Analytics in Practice
Our goal is to build a focused US Financials basket for broad sector coverage that is not riskier than the overall equity market. Using the Universe Screener (Custom tab), we define “slices” of the market by combining country, benchmark, and sector filters, as shown in the table below (US Financial Services is drawn primarily from IXF, with a small complement from S&P 100 Financials). We constrain the basket's beta to 1.0, ensuring the idea delivers broad Financials exposure without taking on more systematic risk than the overall market.
| Country | Benchmark | Sector | Position |
|---|---|---|---|
| US | IXF | Financial Services | 10 |
| US | S&P 100 (SP100) | Financial Services | 2 |
We transfer Idea A from the Universe Screener into a new portfolio and apply allocation guardrails to preserve diversification. Position weights are constrained to 2%–12% (0.02–0.12), preventing holdings from becoming immaterial or overly concentrated contributors to risk. The portfolio is titled US IXF SP100.
We then run the portfolio through the Asset Allocator to optimize weights under our selected constraints. For risk, we use a constant-correlation historical covariance matrix, and for expected returns we use Fama-French Five-Factor return estimates (defaults).

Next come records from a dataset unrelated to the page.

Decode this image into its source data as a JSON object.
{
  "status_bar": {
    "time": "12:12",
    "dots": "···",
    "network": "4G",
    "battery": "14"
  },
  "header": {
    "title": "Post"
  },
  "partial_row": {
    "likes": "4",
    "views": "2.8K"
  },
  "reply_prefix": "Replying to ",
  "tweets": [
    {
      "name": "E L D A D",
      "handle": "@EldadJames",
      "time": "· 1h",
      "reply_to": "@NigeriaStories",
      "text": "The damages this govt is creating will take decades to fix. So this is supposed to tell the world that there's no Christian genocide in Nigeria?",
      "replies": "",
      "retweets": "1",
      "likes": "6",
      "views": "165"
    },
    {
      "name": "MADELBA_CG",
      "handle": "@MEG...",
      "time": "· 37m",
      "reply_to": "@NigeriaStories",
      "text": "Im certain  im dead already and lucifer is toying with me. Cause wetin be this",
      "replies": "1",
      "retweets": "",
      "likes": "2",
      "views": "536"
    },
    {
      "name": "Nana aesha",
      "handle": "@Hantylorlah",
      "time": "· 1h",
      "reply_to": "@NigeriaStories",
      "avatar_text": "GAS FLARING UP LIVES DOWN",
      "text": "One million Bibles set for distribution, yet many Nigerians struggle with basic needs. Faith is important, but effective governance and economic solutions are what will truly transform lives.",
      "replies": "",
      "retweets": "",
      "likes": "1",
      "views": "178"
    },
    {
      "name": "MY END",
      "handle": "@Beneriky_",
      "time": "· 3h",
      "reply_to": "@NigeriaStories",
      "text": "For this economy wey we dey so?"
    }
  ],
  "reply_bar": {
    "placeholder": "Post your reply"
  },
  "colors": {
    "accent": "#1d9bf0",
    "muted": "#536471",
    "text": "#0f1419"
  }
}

The chart compares cumulative performance over the last 252 trading days for the US IXF S&P100 portfolio under four weighting approaches: the baseline basket (blue), identical to the equal-weight portfolio in this case, Global Minimum Variance (GMV), and Maximum Sharpe Ratio (MSR). All series start at 1.0 and track through the same market swings, but diverge as weighting choices change the path of returns. Over this window, the MSR portfolio ends with the highest cumulative return, while GMV shows the most conservative profile, illustrating that portfolio construction can materially affect outcomes even when the underlying holdings are identical.
In conclusion, this example shows how InvestLens turns a broad investment objective into a repeatable, decision-ready workflow: we define transparent universe slices, identify an idea that respects a market-risk beta constraint, and then translate it into an implementable portfolio using optimized weights under clear allocation bounds. The backtest illustrates that weighting choices meaningfully impact performance, reinforcing why disciplined portfolio construction matters as much as asset selection.